Species of gastropod

Amphithalamus semen is a species of minute sea snails, marine gastropod molluscs or micromolluscs in the family Anabathridae.

==Description==
The length of the shell attains 1.5 mm, its diameter 0.7 mm.

(Original description) The shell is minute, elongate-ovate, solid, imperforate, and polished. Its sculpture varies from entirely smooth to showing traces of spiral striae; sometimes a pair of strong revolving keels are present in the periphery of the body whorl and an obscure one on the base. The colour is fulvous, somewhat lighter on the aperture side; the inner lip is reddish orange.
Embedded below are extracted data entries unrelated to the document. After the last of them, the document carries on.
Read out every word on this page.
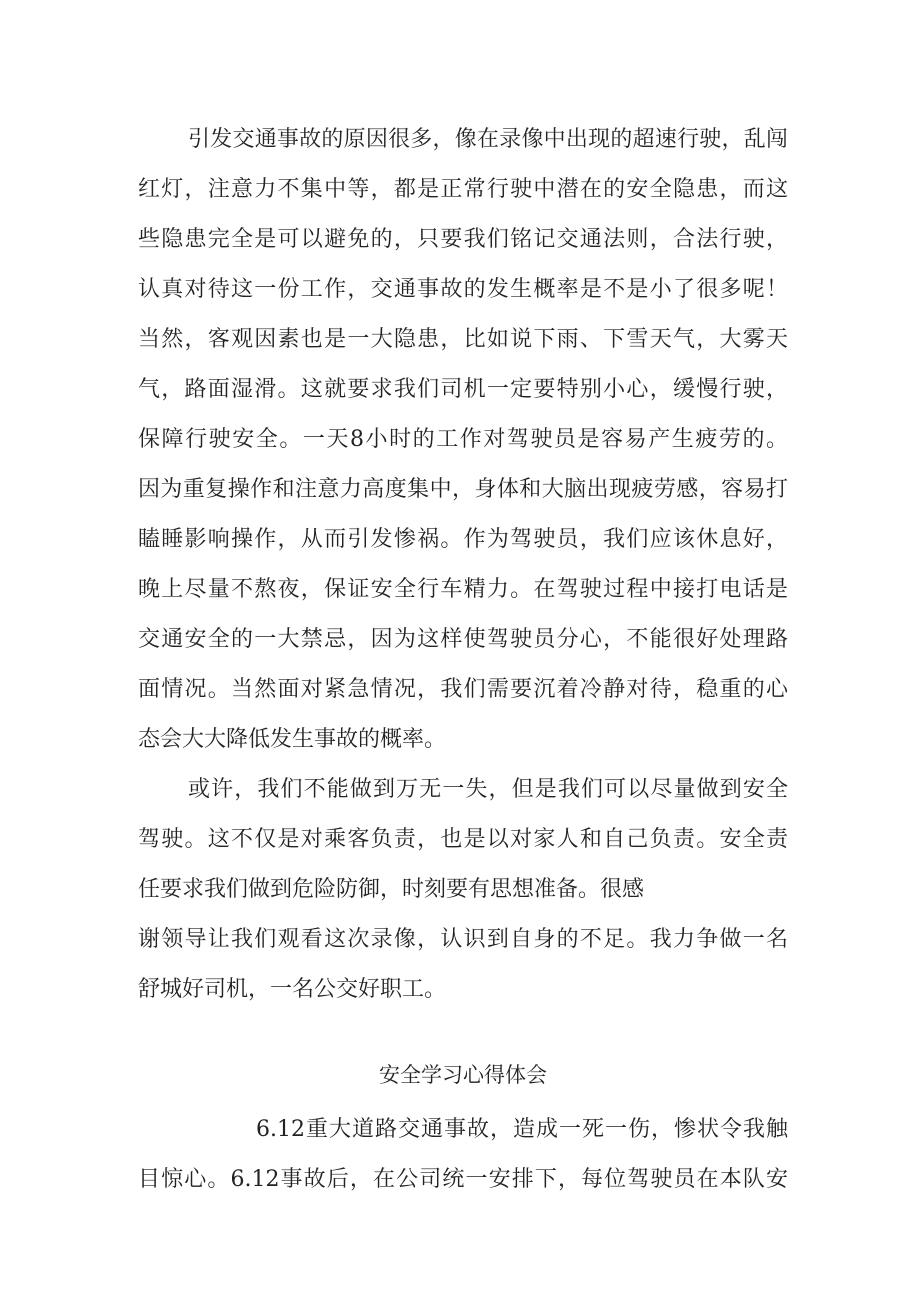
引发交通事故的原因很多，像在录像中出现的超速行驶，乱闯
红灯，注意力不集中等，都是正常行驶中潜在的安全隐患，而这
些隐患完全是可以避免的，只要我们铭记交通法则，合法行驶，
认真对待这一份工作，交通事故的发生概率是不是小了很多呢！
当然，客观因素也是一大隐患，比如说下雨、下雪天气，大雾天
气，路面湿滑。这就要求我们司机一定要特别小心，缓慢行驶，
保障行驶安全。一天8小时的工作对驾驶员是容易产生疲劳的。
因为重复操作和注意力高度集中，身体和大脑出现疲劳感，容易打
瞌睡影响操作，从而引发惨祸。作为驾驶员，我们应该休息好，
晚上尽量不熬夜，保证安全行车精力。在驾驶过程中接打电话是
交通安全的一大禁忌，因为这样使驾驶员分心，不能很好处理路
面情况。当然面对紧急情况，我们需要沉着冷静对待，稳重的心
态会大大降低发生事故的概率。
或许，我们不能做到万无一失，但是我们可以尽量做到安全
驾驶。这不仅是对乘客负责，也是以对家人和自己负责。安全责
任要求我们做到危险防御，时刻要有思想准备。很感
谢领导让我们观看这次录像，认识到自身的不足。我力争做一名
舒城好司机，一名公交好职工。
安全学习心得体会
6.12重大道路交通事故，造成一死一伤，惨状令我触
目惊心。6.12事故后，在公司统一安排下，每位驾驶员在本队安
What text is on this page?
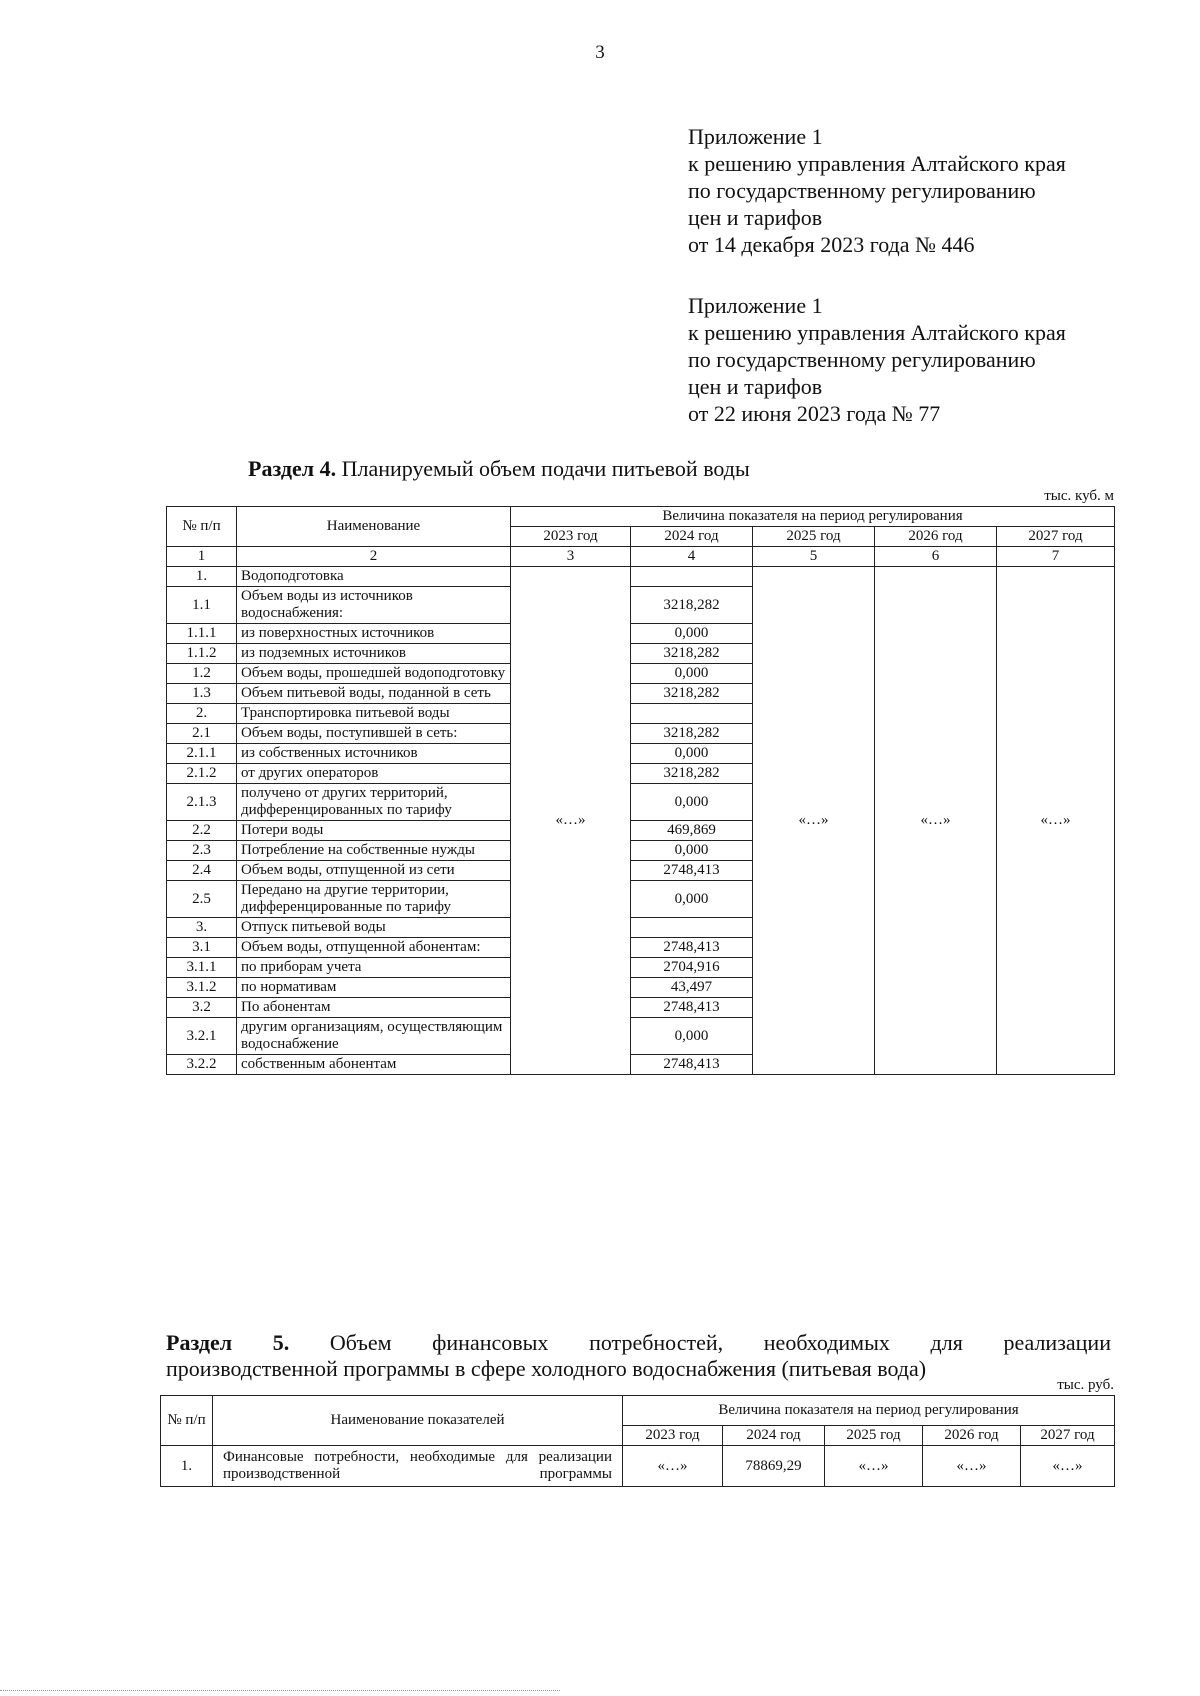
3
Приложение 1
к решению управления Алтайского края
по государственному регулированию
цен и тарифов
от 14 декабря 2023 года № 446
Приложение 1
к решению управления Алтайского края
по государственному регулированию
цен и тарифов
от 22 июня 2023 года № 77
Раздел 4. Планируемый объем подачи питьевой воды
тыс. куб. м
№ п/п	Наименование	Величина показателя на период регулирования				
		2023 год	2024 год	2025 год	2026 год	2027 год
1	2	3	4	5	6	7
1.	Водоподготовка	«…»		«…»	«…»	«…»
1.1	Объем воды из источников водоснабжения:		3218,282			
1.1.1	из поверхностных источников		0,000			
1.1.2	из подземных источников		3218,282			
1.2	Объем воды, прошедшей водоподготовку		0,000			
1.3	Объем питьевой воды, поданной в сеть		3218,282			
2.	Транспортировка питьевой воды					
2.1	Объем воды, поступившей в сеть:		3218,282			
2.1.1	из собственных источников		0,000			
2.1.2	от других операторов		3218,282			
2.1.3	получено от других территорий, дифференцированных по тарифу		0,000			
2.2	Потери воды		469,869			
2.3	Потребление на собственные нужды		0,000			
2.4	Объем воды, отпущенной из сети		2748,413			
2.5	Передано на другие территории, дифференцированные по тарифу		0,000			
3.	Отпуск питьевой воды					
3.1	Объем воды, отпущенной абонентам:		2748,413			
3.1.1	по приборам учета		2704,916			
3.1.2	по нормативам		43,497			
3.2	По абонентам		2748,413			
3.2.1	другим организациям, осуществляющим водоснабжение		0,000			
3.2.2	собственным абонентам		2748,413			
Раздел 5. Объем финансовых потребностей, необходимых для реализации
производственной программы в сфере холодного водоснабжения (питьевая вода)
тыс. руб.
№ п/п	Наименование показателей	Величина показателя на период регулирования				
		2023 год	2024 год	2025 год	2026 год	2027 год
1.	Финансовые потребности, необходимые для реализации производственной программы	«…»	78869,29	«…»	«…»	«…»
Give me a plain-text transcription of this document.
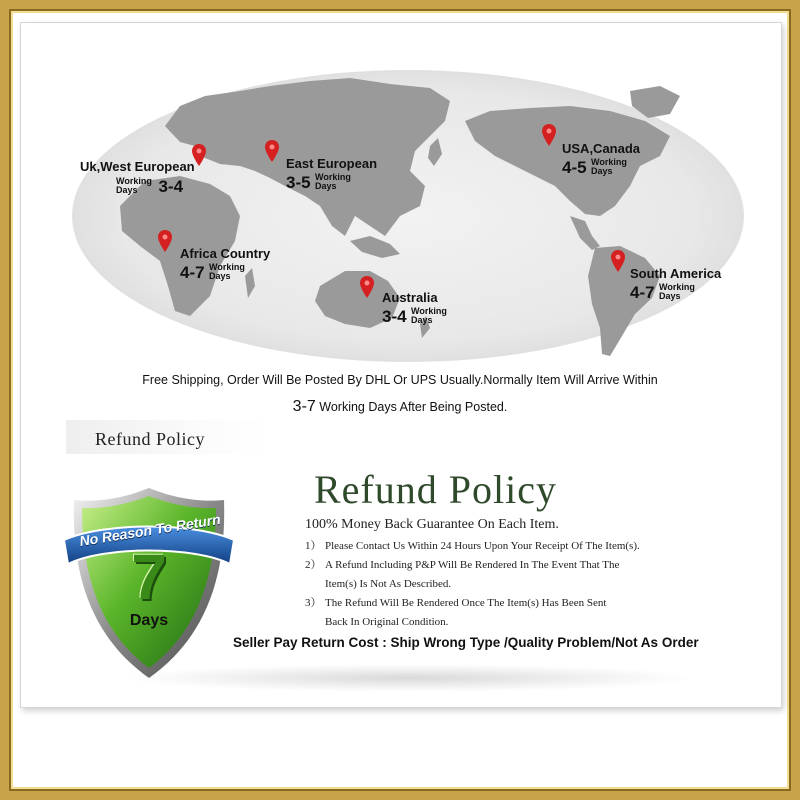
Uk,West European
Working Days 3-4
East European
3-5 Working Days
USA,Canada
4-5 Working Days
Africa Country
4-7 Working Days
Australia
3-4 Working Days
South America
4-7 Working Days
Free Shipping, Order Will Be Posted By DHL Or UPS Usually.Normally Item Will Arrive Within
3-7 Working Days After Being Posted.
Refund Policy
No Reason To Return
7
Days
Refund Policy
100% Money Back Guarantee On Each Item.
1） Please Contact Us Within 24 Hours Upon Your Receipt Of The Item(s).
2） A Refund Including P&P Will Be Rendered In The Event That The
Item(s) Is Not As Described.
3） The Refund Will Be Rendered Once The Item(s) Has Been Sent
Back In Original Condition.
Seller Pay Return Cost : Ship Wrong Type /Quality Problem/Not As Order
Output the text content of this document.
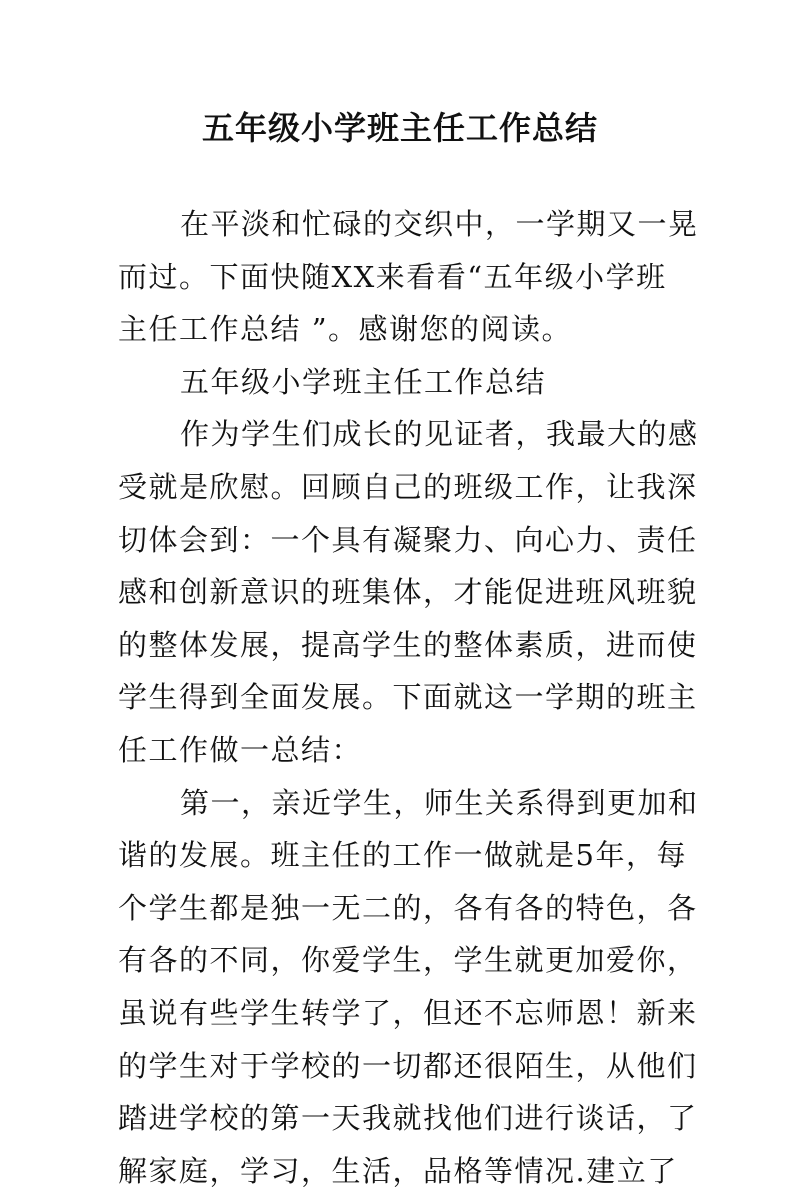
五年级小学班主任工作总结
在平淡和忙碌的交织中，一学期又一晃
而过。下面快随XX来看看“五年级小学班
主任工作总结 ”。感谢您的阅读。
五年级小学班主任工作总结
作为学生们成长的见证者，我最大的感
受就是欣慰。回顾自己的班级工作，让我深
切体会到：一个具有凝聚力、向心力、责任
感和创新意识的班集体，才能促进班风班貌
的整体发展，提高学生的整体素质，进而使
学生得到全面发展。下面就这一学期的班主
任工作做一总结：
第一，亲近学生，师生关系得到更加和
谐的发展。班主任的工作一做就是5年，每
个学生都是独一无二的，各有各的特色，各
有各的不同，你爱学生，学生就更加爱你，
虽说有些学生转学了，但还不忘师恩！新来
的学生对于学校的一切都还很陌生，从他们
踏进学校的第一天我就找他们进行谈话，了
解家庭，学习，生活，品格等情况.建立了
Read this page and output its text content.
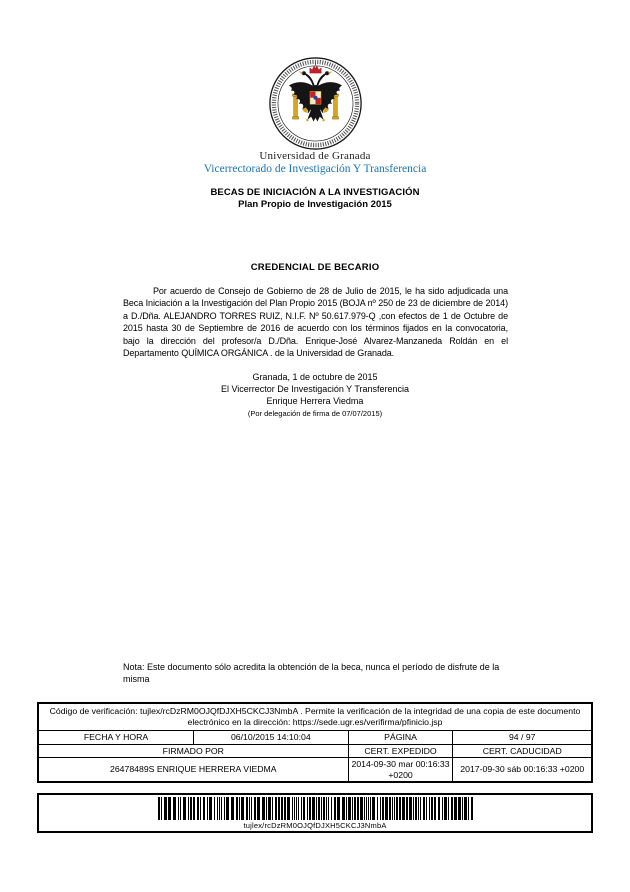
Universidad de Granada
Vicerrectorado de Investigación Y Transferencia
BECAS DE INICIACIÓN A LA INVESTIGACIÓN
Plan Propio de Investigación 2015
CREDENCIAL DE BECARIO

Por acuerdo de Consejo de Gobierno de 28 de Julio de 2015, le ha sido adjudicada una Beca Iniciación a la Investigación del Plan Propio 2015 (BOJA nº 250 de 23 de diciembre de 2014) a D./Dña. ALEJANDRO TORRES RUIZ, N.I.F. Nº 50.617.979-Q ,con efectos de 1 de Octubre de 2015 hasta 30 de Septiembre de 2016 de acuerdo con los términos fijados en la convocatoria, bajo la dirección del profesor/a D./Dña. Enrique-José Alvarez-Manzaneda Roldán en el Departamento QUÍMICA ORGÁNICA . de la Universidad de Granada.

Granada, 1 de octubre de 2015
El Vicerrector De Investigación Y Transferencia
Enrique Herrera Viedma
(Por delegación de firma de 07/07/2015)
Nota: Este documento sólo acredita la obtención de la beca, nunca el período de disfrute de la misma
Código de verificación: tujlex/rcDzRM0OJQfDJXH5CKCJ3NmbA . Permite la verificación de la integridad de una copia de este documento electrónico en la dirección: https://sede.ugr.es/verifirma/pfinicio.jsp
FECHA Y HORA	06/10/2015 14:10:04	PÁGINA	94 / 97
FIRMADO POR		CERT. EXPEDIDO	CERT. CADUCIDAD
26478489S ENRIQUE HERRERA VIEDMA		2014-09-30 mar 00:16:33 +0200	2017-09-30 sáb 00:16:33 +0200
tujlex/rcDzRM0OJQfDJXH5CKCJ3NmbA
The protoconch is finely spirally striated. The spire measures about 1.5 times the height of the aperture. The suture is shallow. Comprising five slightly convex whorls, margined at the suture, the body whorl is rounded in the periphery and flattened above and below. The aperture is broadly ovate, fulvous within; the peristome is thick, continuous, and double on account of a small swelling of the lip inside its edge. Its colour is white, except for the reddish-orange columellar lip, which is sunk and sharply set off from the body whorl. The columella is short and sinuous. The operculum is ovate with a thicker disc on the inside, the margin of which forms a crest along the columellar edge of the operculum.

==Distribution==
This species is endemic to New Zealand and occurs off the Three Kings Islands, North Island and eastern South Island.